UV-C is an invisible light with a wavelength shorter than that of visible light but longer than X-rays. Its connection to water sanitation was discovered more than 100 years ago when European scientists learned the top surface of lake water was sterile when exposed to sunlight. This eventually led to the invention of UV-C bulbs. The spectrum of UV light can be subdivided into four main categories, UV-A, UV-B, UV-C and Vacuum UV. The area between 280 and 100 nanometers is UV-C, also known as germicidal light.

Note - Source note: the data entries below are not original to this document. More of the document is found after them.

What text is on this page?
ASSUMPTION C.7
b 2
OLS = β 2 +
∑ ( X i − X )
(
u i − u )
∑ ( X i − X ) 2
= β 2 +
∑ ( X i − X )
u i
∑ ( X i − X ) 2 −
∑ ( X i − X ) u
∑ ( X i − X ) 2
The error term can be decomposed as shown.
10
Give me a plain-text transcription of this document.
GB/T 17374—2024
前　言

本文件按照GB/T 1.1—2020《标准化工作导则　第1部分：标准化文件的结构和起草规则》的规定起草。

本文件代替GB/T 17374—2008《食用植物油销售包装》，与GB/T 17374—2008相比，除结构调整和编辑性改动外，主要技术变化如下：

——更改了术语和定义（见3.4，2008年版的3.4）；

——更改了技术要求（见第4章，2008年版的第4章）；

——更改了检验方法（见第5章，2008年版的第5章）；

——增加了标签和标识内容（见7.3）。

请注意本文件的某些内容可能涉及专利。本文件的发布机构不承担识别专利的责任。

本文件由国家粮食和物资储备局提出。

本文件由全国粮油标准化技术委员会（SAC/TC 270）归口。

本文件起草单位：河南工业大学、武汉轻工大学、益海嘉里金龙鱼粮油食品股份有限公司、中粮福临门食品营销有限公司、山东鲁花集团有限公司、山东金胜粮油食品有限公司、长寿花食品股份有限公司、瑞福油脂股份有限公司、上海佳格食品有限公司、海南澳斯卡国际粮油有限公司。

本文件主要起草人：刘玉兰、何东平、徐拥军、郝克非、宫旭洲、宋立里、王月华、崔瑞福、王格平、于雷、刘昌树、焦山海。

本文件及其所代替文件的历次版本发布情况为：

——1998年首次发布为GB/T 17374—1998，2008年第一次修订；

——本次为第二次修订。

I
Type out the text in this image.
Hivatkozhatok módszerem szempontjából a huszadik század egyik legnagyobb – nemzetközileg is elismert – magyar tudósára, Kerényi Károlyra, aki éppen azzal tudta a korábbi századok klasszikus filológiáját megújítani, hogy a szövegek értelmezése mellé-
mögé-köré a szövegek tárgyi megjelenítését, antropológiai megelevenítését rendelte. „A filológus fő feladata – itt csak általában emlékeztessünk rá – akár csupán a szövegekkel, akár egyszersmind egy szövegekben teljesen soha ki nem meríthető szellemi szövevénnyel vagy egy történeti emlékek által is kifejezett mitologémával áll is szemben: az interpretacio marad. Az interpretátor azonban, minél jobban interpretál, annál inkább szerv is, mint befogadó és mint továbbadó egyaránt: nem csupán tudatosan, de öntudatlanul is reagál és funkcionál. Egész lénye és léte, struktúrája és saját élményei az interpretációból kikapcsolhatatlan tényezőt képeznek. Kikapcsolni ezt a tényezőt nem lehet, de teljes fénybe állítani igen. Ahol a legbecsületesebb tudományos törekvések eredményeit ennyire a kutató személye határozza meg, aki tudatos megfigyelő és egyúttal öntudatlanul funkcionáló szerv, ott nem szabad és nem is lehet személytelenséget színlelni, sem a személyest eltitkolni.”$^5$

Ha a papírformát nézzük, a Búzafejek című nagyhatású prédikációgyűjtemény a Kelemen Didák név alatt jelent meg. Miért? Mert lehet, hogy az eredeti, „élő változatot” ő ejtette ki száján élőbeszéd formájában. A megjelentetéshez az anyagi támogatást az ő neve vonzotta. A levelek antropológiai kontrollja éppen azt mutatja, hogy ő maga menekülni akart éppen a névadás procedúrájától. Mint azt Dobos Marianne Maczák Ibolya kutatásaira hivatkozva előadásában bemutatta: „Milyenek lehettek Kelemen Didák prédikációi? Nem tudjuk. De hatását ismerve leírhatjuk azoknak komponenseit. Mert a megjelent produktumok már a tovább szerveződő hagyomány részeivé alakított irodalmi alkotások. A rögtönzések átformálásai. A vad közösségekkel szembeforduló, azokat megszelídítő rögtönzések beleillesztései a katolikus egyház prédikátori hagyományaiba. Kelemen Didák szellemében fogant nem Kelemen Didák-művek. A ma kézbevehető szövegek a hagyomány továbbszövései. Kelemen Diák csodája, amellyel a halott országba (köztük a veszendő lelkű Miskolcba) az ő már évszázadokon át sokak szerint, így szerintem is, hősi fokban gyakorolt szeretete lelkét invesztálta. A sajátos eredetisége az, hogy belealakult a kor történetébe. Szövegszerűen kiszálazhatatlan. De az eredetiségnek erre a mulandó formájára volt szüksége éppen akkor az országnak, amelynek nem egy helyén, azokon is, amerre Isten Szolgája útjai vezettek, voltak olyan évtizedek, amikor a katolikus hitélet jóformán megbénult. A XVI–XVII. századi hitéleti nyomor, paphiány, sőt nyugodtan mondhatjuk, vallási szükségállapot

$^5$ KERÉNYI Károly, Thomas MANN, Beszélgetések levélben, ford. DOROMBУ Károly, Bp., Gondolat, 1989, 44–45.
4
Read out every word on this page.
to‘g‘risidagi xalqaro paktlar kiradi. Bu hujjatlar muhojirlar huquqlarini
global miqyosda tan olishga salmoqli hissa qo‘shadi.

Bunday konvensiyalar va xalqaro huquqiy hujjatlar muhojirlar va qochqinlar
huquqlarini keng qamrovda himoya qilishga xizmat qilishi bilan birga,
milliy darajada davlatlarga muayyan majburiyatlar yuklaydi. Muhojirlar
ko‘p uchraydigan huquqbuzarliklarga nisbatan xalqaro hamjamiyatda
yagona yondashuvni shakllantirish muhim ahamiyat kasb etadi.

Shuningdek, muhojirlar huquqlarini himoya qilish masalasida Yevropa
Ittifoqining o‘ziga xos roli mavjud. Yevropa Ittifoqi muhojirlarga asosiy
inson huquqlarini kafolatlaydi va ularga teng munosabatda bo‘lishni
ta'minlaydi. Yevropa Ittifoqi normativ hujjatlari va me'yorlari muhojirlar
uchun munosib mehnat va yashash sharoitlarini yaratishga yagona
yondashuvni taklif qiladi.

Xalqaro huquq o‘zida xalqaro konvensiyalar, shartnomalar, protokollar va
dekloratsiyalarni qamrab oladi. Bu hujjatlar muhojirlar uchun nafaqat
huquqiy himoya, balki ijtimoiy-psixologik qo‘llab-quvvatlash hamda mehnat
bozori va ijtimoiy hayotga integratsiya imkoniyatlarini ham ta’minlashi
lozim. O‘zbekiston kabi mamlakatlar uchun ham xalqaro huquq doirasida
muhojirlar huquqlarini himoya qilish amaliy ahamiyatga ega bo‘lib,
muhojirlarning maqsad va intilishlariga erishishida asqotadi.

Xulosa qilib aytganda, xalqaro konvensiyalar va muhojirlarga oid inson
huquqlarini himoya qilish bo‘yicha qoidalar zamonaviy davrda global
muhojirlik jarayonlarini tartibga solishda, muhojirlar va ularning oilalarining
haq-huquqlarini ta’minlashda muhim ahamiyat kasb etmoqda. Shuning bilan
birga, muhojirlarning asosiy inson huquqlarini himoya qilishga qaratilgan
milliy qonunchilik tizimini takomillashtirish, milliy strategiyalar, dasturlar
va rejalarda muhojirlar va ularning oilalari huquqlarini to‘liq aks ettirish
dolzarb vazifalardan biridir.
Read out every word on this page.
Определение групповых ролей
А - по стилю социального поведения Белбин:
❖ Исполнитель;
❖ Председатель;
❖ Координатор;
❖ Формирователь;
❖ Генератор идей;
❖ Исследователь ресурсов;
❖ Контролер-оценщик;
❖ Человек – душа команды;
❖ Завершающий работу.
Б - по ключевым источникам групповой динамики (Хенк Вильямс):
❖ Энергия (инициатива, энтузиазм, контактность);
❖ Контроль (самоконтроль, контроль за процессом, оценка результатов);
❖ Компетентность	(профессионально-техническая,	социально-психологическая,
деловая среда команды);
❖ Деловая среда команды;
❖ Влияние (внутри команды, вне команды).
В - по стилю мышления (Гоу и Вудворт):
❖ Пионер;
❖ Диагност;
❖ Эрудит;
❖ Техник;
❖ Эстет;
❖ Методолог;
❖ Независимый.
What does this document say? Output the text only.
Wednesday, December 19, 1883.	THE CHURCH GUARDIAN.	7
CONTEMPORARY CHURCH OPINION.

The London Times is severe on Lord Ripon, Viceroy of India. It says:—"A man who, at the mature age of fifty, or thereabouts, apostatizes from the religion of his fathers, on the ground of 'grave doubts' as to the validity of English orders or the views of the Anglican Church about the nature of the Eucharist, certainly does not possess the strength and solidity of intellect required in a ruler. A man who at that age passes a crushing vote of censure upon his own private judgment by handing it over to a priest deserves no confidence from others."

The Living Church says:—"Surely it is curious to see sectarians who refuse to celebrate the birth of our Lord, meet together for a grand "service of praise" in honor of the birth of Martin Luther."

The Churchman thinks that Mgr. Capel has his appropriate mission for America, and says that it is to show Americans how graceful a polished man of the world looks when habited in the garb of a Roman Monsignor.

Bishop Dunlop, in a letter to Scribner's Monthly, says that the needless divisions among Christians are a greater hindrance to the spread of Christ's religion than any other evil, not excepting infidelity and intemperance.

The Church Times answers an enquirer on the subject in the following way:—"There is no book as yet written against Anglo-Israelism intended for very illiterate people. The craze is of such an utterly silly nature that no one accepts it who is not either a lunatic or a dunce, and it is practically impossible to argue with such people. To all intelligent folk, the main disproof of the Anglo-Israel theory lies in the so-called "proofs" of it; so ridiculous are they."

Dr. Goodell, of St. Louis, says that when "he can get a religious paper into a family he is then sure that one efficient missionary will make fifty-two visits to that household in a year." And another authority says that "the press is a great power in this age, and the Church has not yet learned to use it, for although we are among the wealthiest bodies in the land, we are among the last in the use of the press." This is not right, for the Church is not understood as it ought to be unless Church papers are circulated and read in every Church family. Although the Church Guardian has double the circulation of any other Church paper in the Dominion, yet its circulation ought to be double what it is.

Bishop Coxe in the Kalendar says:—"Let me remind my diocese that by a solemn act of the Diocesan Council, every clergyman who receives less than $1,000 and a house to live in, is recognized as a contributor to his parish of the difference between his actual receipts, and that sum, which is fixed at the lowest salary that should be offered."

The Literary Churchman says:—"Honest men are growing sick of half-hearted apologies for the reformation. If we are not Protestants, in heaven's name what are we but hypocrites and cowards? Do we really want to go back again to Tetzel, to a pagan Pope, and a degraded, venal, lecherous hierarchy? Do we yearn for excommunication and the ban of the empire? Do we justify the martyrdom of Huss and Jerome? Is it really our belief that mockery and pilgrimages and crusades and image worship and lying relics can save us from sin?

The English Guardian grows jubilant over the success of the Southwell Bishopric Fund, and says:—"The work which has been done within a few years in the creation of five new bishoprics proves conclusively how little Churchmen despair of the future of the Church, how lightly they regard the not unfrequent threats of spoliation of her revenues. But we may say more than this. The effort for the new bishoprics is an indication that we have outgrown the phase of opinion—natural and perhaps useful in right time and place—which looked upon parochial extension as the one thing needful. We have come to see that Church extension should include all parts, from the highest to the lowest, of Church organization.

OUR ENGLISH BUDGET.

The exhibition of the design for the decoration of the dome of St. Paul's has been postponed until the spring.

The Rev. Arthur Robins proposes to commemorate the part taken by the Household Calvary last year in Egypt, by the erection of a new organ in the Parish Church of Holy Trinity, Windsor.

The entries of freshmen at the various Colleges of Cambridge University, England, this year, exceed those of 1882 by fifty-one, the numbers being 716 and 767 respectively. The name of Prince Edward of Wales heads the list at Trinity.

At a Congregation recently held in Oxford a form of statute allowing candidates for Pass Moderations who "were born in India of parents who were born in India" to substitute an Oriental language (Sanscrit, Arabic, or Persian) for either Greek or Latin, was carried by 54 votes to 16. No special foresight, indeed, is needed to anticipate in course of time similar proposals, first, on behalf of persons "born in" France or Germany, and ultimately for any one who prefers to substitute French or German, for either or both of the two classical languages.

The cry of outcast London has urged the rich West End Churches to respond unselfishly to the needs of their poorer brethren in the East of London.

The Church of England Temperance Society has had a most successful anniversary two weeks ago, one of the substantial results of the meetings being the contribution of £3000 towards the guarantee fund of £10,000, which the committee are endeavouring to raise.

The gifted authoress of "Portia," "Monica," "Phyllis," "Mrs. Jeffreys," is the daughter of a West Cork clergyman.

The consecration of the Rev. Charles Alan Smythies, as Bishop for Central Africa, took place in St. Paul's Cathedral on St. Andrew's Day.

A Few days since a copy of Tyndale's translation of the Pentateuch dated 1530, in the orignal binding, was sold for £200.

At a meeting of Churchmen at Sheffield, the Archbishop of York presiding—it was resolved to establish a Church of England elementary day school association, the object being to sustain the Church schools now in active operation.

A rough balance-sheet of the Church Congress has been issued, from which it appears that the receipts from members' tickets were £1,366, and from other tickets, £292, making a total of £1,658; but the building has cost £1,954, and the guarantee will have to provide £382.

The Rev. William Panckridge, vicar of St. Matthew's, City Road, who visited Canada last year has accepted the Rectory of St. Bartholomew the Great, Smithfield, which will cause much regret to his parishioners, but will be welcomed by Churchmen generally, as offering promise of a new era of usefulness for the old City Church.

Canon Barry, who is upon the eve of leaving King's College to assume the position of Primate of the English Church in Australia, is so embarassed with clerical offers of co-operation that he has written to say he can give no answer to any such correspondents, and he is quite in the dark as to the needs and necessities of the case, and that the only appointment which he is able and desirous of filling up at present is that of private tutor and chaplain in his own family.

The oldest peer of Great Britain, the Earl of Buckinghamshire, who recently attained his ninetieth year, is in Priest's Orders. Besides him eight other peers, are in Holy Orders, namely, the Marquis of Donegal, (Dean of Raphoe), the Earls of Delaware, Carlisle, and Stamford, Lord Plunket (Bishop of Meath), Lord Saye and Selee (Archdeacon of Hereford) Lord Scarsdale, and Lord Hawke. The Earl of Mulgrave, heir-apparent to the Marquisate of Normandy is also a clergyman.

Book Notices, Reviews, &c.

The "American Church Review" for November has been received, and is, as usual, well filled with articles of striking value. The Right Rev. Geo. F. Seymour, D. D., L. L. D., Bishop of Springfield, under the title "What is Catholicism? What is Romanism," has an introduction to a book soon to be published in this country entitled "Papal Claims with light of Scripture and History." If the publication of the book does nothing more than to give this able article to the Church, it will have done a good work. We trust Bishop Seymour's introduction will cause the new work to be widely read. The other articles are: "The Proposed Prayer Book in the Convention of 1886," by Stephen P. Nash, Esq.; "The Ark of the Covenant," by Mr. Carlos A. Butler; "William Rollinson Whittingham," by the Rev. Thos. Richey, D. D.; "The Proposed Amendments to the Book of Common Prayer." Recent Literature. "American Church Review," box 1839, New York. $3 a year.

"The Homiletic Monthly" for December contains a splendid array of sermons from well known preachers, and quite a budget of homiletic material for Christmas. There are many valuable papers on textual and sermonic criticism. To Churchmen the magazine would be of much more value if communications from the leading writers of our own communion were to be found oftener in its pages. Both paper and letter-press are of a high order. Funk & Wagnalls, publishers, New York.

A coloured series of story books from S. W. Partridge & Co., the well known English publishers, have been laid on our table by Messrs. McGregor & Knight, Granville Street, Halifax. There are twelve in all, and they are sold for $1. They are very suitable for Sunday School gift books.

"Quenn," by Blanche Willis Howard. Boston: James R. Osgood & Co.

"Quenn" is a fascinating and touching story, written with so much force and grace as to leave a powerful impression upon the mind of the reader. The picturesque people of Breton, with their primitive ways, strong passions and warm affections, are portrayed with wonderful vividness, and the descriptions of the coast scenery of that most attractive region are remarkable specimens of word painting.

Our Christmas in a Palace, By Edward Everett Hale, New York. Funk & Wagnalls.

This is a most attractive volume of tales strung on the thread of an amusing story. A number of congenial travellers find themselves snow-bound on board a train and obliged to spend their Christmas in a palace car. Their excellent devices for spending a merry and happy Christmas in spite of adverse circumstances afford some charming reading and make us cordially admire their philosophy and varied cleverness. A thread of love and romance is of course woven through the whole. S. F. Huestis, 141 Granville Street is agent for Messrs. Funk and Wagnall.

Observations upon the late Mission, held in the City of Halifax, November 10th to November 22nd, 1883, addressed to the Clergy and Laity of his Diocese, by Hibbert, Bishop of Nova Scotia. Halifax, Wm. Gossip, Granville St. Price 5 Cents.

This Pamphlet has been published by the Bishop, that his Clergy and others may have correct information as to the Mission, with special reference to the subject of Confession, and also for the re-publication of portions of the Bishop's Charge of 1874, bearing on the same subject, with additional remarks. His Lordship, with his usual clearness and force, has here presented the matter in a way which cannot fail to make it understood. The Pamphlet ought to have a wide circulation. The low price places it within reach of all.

UV sanitation systems eliminate chlorine-resistant microorganisms, which are common causes of pool closures. These systems reproduce UV radiation inside light chambers via powerful lamps, which emit germicidal UV-C light that is used to disinfect pool and spa water. Facilities equipped with these systems consume fewer chemicals and allow sanitizers to be more effective. How much more effective depends on the water’s hardness, pH and other water chemistry factors. UV-C causes permanent damage to a number of microorganisms almost instantly as the water circulates through the light chamber. By disrupting the microorganism’s DNA, protozoans, viruses and bacteria are unable to replicate and remain inert. This light, however, works only on water that flows through the chamber. Water in dead zones isn’t treated by the light and the light does not act as a residual, thus the need for the presence of a secondary halogen or copper system. The effects of UV-C are immediate and do not alter the water’s composition.
These systems can be quickly fitted to existing pool systems space permitting.